To test the cables, I spliced 13 of them, each with Amphenol 83-1SP connectors, with Amphenol barrels, and measured the loss by substitution using HP gear, at spot frequencies in log increments from about 500 kHz t0 200 MHz. The loss of that 1,300 ft transmission line at 200 MHz was slightly less than the mfr's spec. That's for 28 83-!SPs and Amphenol 14 barrels. ("By substitution" is an old-school method in which you connect generator and voltmeter directly, record the loss, then repeat with the DUT added. It's what we did before we had gear with greater precision than a well-calibrated VNA.

This sort of loss is VERY strongly dependent on the operating frequency, and can, indeed, be quite significant at high VHF and UHF. Most serious ham antennas are for HF, where such losses are far lower. Please don't offer VHF/UHF advice to folks working HF. The nature of transmission lines makes them two very different worlds.

Because I live in a dense redwood forest, with antennas having to shoot through several hundred feet of trees and their foliage, operating at UHF and high VHF is masturbation. The highest frequency I take seriously is 6M. The lowest is 160M. The 300 ft runs from shack to the top of my tallest tower are all 7/8-in.

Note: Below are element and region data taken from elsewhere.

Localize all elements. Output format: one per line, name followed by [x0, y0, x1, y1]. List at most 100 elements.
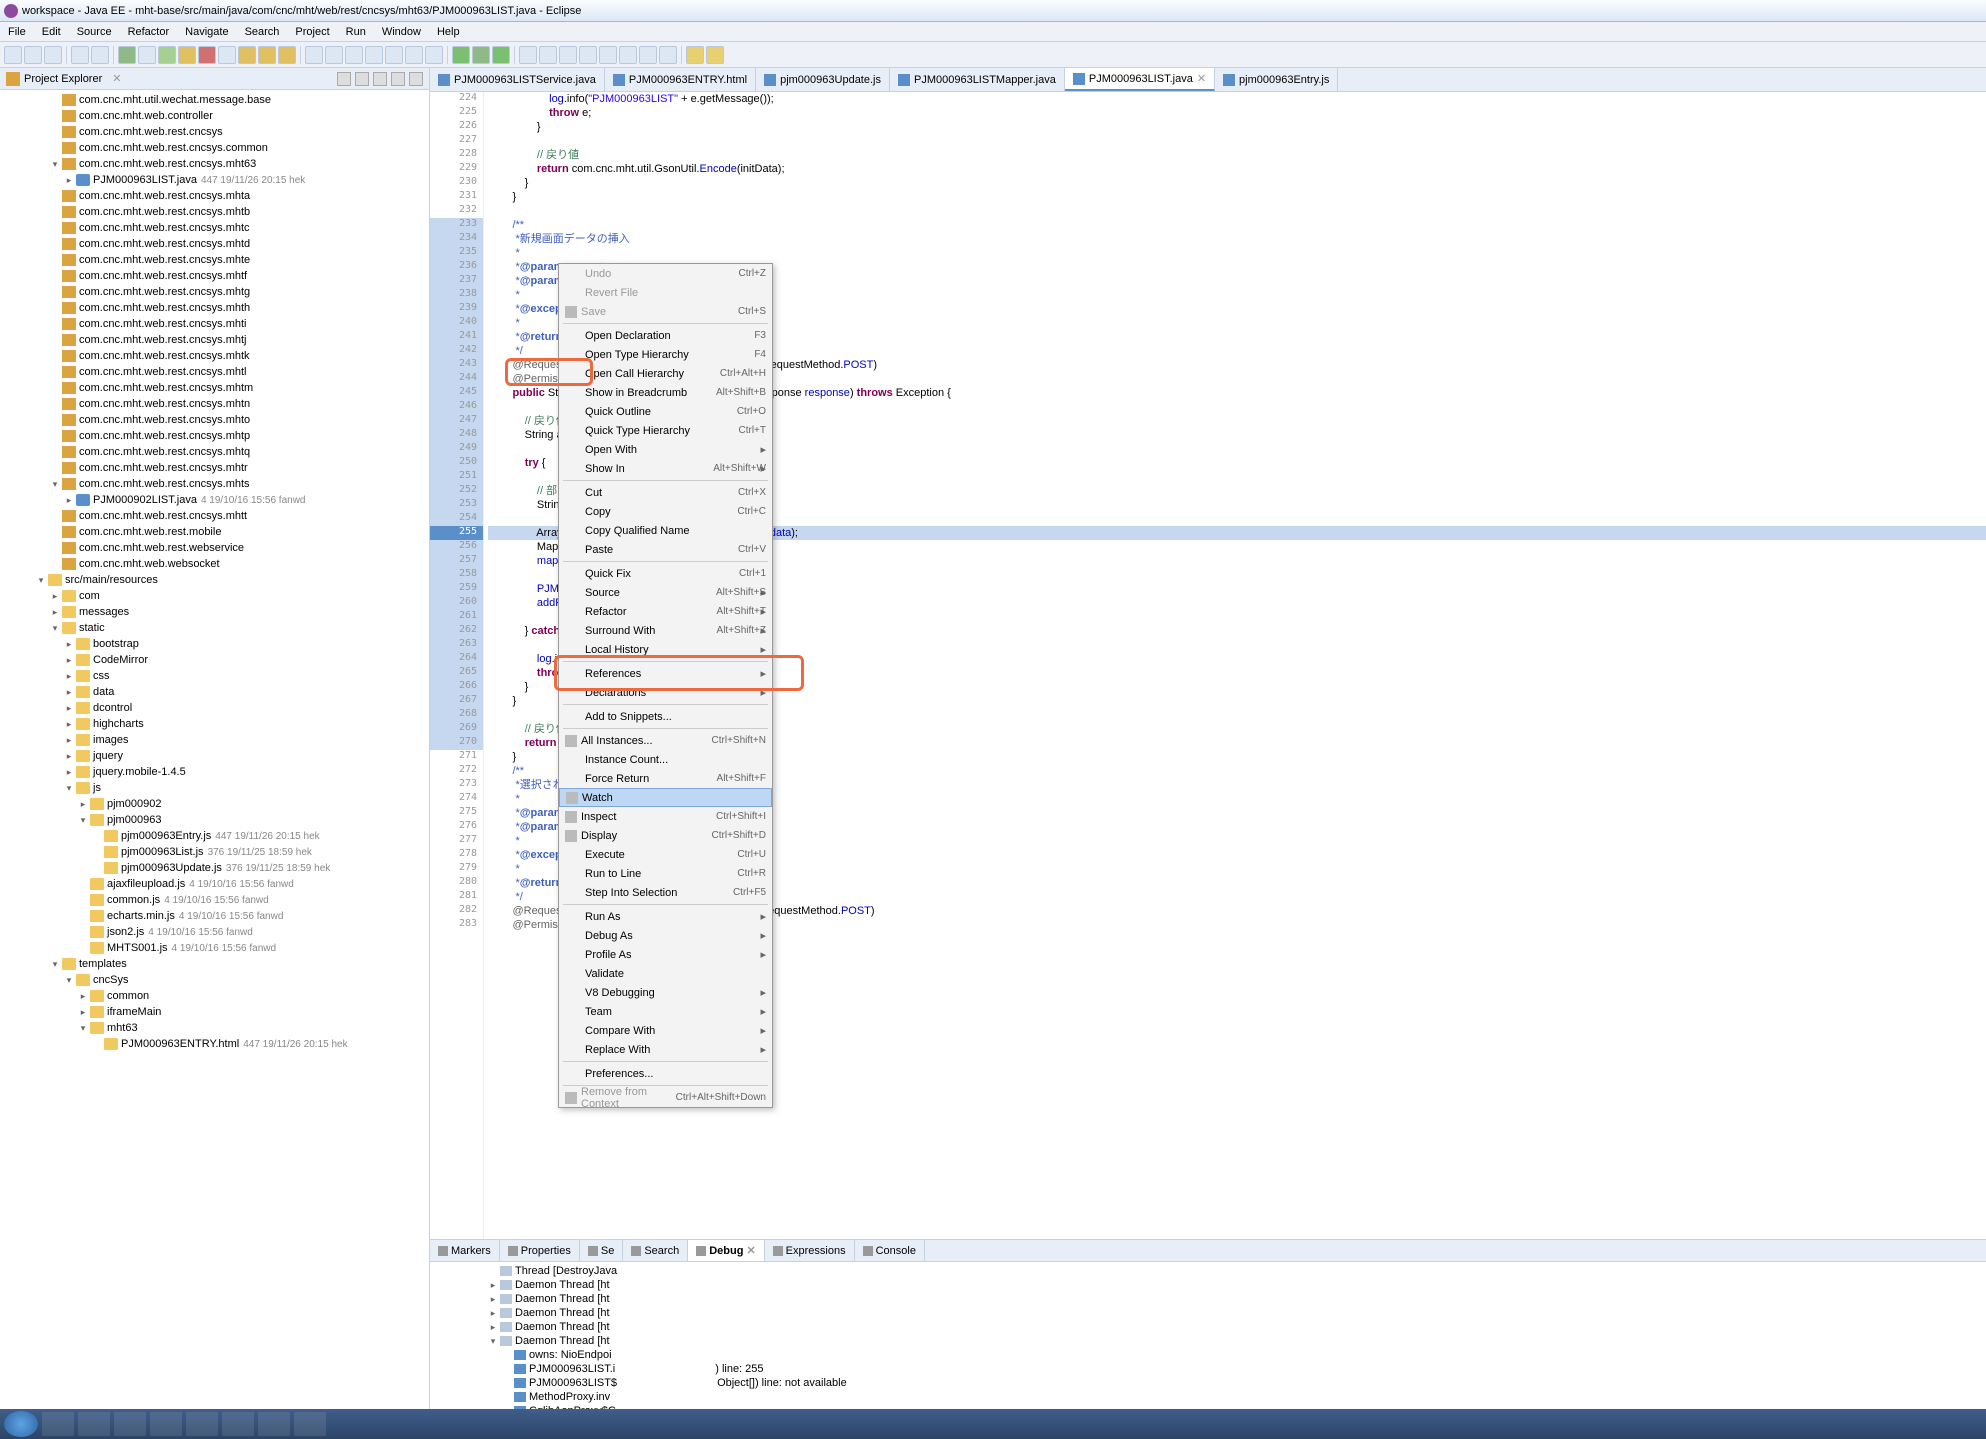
ctx-quick-outline[interactable]: Quick OutlineCtrl+O — [559, 402, 772, 421]
skip-breakpoints[interactable] — [138, 46, 156, 64]
debug-row[interactable]: PJM000963LIST$Object[]) line: not availa… — [430, 1376, 1986, 1390]
start-button[interactable] — [4, 1411, 38, 1437]
step-over-button[interactable] — [258, 46, 276, 64]
save-all-button[interactable] — [44, 46, 62, 64]
tree-item[interactable]: com.cnc.mht.web.rest.cncsys.mhtq — [0, 444, 429, 460]
tree-item[interactable]: com.cnc.mht.web.rest.cncsys.mhtl — [0, 364, 429, 380]
ctx-cut[interactable]: CutCtrl+X — [559, 483, 772, 502]
tree-item[interactable]: ▾src/main/resources — [0, 572, 429, 588]
editor-tab[interactable]: PJM000963LISTMapper.java — [890, 68, 1065, 91]
tree-item[interactable]: common.js4 19/10/16 15:56 fanwd — [0, 892, 429, 908]
ctx-inspect[interactable]: InspectCtrl+Shift+I — [559, 807, 772, 826]
ctx-open-declaration[interactable]: Open DeclarationF3 — [559, 326, 772, 345]
debug-row[interactable]: Thread [DestroyJava — [430, 1264, 1986, 1278]
ctx-refactor[interactable]: RefactorAlt+Shift+T▸ — [559, 602, 772, 621]
save-button[interactable] — [24, 46, 42, 64]
ctx-surround-with[interactable]: Surround WithAlt+Shift+Z▸ — [559, 621, 772, 640]
ctx-watch[interactable]: Watch — [559, 788, 772, 807]
resume-button[interactable] — [158, 46, 176, 64]
tree-item[interactable]: com.cnc.mht.web.rest.cncsys.mhtc — [0, 220, 429, 236]
ctx-add-to-snippets-[interactable]: Add to Snippets... — [559, 707, 772, 726]
bottom-tab-debug[interactable]: Debug ✕ — [688, 1240, 764, 1261]
tree-item[interactable]: com.cnc.mht.web.rest.cncsys.mhtb — [0, 204, 429, 220]
tree-item[interactable]: ▸com — [0, 588, 429, 604]
menu-source[interactable]: Source — [69, 24, 120, 40]
ctx-open-with[interactable]: Open With▸ — [559, 440, 772, 459]
link-editor-button[interactable] — [355, 72, 369, 86]
suspend-button[interactable] — [178, 46, 196, 64]
menu-project[interactable]: Project — [287, 24, 337, 40]
ctx-copy-qualified-name[interactable]: Copy Qualified Name — [559, 521, 772, 540]
ctx-declarations[interactable]: Declarations▸ — [559, 683, 772, 702]
explorer-tree[interactable]: com.cnc.mht.util.wechat.message.basecom.… — [0, 90, 429, 1439]
ctx-quick-fix[interactable]: Quick FixCtrl+1 — [559, 564, 772, 583]
ctx-show-in[interactable]: Show InAlt+Shift+W▸ — [559, 459, 772, 478]
tb-19[interactable] — [425, 46, 443, 64]
task-6[interactable] — [222, 1412, 254, 1436]
tree-item[interactable]: ▸pjm000902 — [0, 796, 429, 812]
debug-row[interactable]: MethodProxy.inv — [430, 1390, 1986, 1404]
tree-item[interactable]: ▾js — [0, 780, 429, 796]
tree-item[interactable]: ▸iframeMain — [0, 1004, 429, 1020]
menu-edit[interactable]: Edit — [34, 24, 69, 40]
menu-window[interactable]: Window — [374, 24, 429, 40]
tree-item[interactable]: ▸common — [0, 988, 429, 1004]
editor-tab[interactable]: PJM000963ENTRY.html — [605, 68, 756, 91]
task-8[interactable] — [294, 1412, 326, 1436]
editor-tab[interactable]: PJM000963LISTService.java — [430, 68, 605, 91]
ctx-quick-type-hierarchy[interactable]: Quick Type HierarchyCtrl+T — [559, 421, 772, 440]
tree-item[interactable]: com.cnc.mht.web.rest.cncsys.mhte — [0, 252, 429, 268]
tree-item[interactable]: com.cnc.mht.web.websocket — [0, 556, 429, 572]
tree-item[interactable]: ▸CodeMirror — [0, 652, 429, 668]
tree-item[interactable]: com.cnc.mht.web.rest.mobile — [0, 524, 429, 540]
tree-item[interactable]: ▾static — [0, 620, 429, 636]
collapse-all-button[interactable] — [337, 72, 351, 86]
tree-item[interactable]: com.cnc.mht.web.rest.webservice — [0, 540, 429, 556]
tree-item[interactable]: ajaxfileupload.js4 19/10/16 15:56 fanwd — [0, 876, 429, 892]
tree-item[interactable]: echarts.min.js4 19/10/16 15:56 fanwd — [0, 908, 429, 924]
tb-14[interactable] — [325, 46, 343, 64]
tree-item[interactable]: ▸dcontrol — [0, 700, 429, 716]
bottom-tab-search[interactable]: Search — [623, 1240, 688, 1261]
menu-search[interactable]: Search — [237, 24, 288, 40]
debug-row[interactable]: ▸Daemon Thread [ht — [430, 1320, 1986, 1334]
ctx-v-debugging[interactable]: V8 Debugging▸ — [559, 983, 772, 1002]
ctx-run-to-line[interactable]: Run to LineCtrl+R — [559, 864, 772, 883]
tree-item[interactable]: com.cnc.mht.web.controller — [0, 108, 429, 124]
ctx-display[interactable]: DisplayCtrl+Shift+D — [559, 826, 772, 845]
debug-row[interactable]: ▸Daemon Thread [ht — [430, 1306, 1986, 1320]
step-return-button[interactable] — [278, 46, 296, 64]
tree-item[interactable]: com.cnc.mht.web.rest.cncsys.mhtd — [0, 236, 429, 252]
ctx-source[interactable]: SourceAlt+Shift+S▸ — [559, 583, 772, 602]
tree-item[interactable]: com.cnc.mht.web.rest.cncsys.mhtj — [0, 332, 429, 348]
tree-item[interactable]: ▸highcharts — [0, 716, 429, 732]
tree-item[interactable]: ▾com.cnc.mht.web.rest.cncsys.mhts — [0, 476, 429, 492]
view-menu-button[interactable] — [373, 72, 387, 86]
tree-item[interactable]: ▸messages — [0, 604, 429, 620]
tree-item[interactable]: com.cnc.mht.web.rest.cncsys.mhtk — [0, 348, 429, 364]
ctx-all-instances-[interactable]: All Instances...Ctrl+Shift+N — [559, 731, 772, 750]
editor-tab[interactable]: PJM000963LIST.java ✕ — [1065, 68, 1215, 91]
tree-item[interactable]: ▾templates — [0, 956, 429, 972]
tb-16[interactable] — [365, 46, 383, 64]
debug-row[interactable]: ▾Daemon Thread [ht — [430, 1334, 1986, 1348]
tree-item[interactable]: ▸jquery — [0, 748, 429, 764]
ctx-run-as[interactable]: Run As▸ — [559, 907, 772, 926]
tb-5[interactable] — [91, 46, 109, 64]
tb-23[interactable] — [519, 46, 537, 64]
ctx-compare-with[interactable]: Compare With▸ — [559, 1021, 772, 1040]
tree-item[interactable]: com.cnc.mht.web.rest.cncsys.mhtm — [0, 380, 429, 396]
tree-item[interactable]: com.cnc.mht.web.rest.cncsys.mhtt — [0, 508, 429, 524]
bottom-tab-se[interactable]: Se — [580, 1240, 623, 1261]
tree-item[interactable]: com.cnc.mht.web.rest.cncsys.mhtg — [0, 284, 429, 300]
tb-13[interactable] — [305, 46, 323, 64]
minimize-view-button[interactable] — [391, 72, 405, 86]
tb-30[interactable] — [659, 46, 677, 64]
tree-item[interactable]: ▾mht63 — [0, 1020, 429, 1036]
tree-item[interactable]: com.cnc.mht.web.rest.cncsys.mhti — [0, 316, 429, 332]
menu-file[interactable]: File — [0, 24, 34, 40]
tree-item[interactable]: ▸images — [0, 732, 429, 748]
task-1[interactable] — [42, 1412, 74, 1436]
tree-item[interactable]: com.cnc.mht.util.wechat.message.base — [0, 92, 429, 108]
ctx-show-in-breadcrumb[interactable]: Show in BreadcrumbAlt+Shift+B — [559, 383, 772, 402]
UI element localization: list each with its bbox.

Good engineering is NOT dancing on the head of a pin, using worst case analysis that doesn't apply to the problem at hand. It's not using the product that has the greatest advertising budget, or "is the industry standard." Or that has the budget to pay the high cost of UL testing. It is using solid scientific principles to solve specific problems. The former results in $150 hammers (it used to be $80 hammers). The latter is how we can do stuff well, at far less cost.

As a retired design professional for systems that are going to get inspected, I would be specifying the UL Listed Polyphaser products. But as a ham, with a finite budget, the arrestors I've bought in the last ten years to replace them are all the Morgan-design that Array Solutions was selling.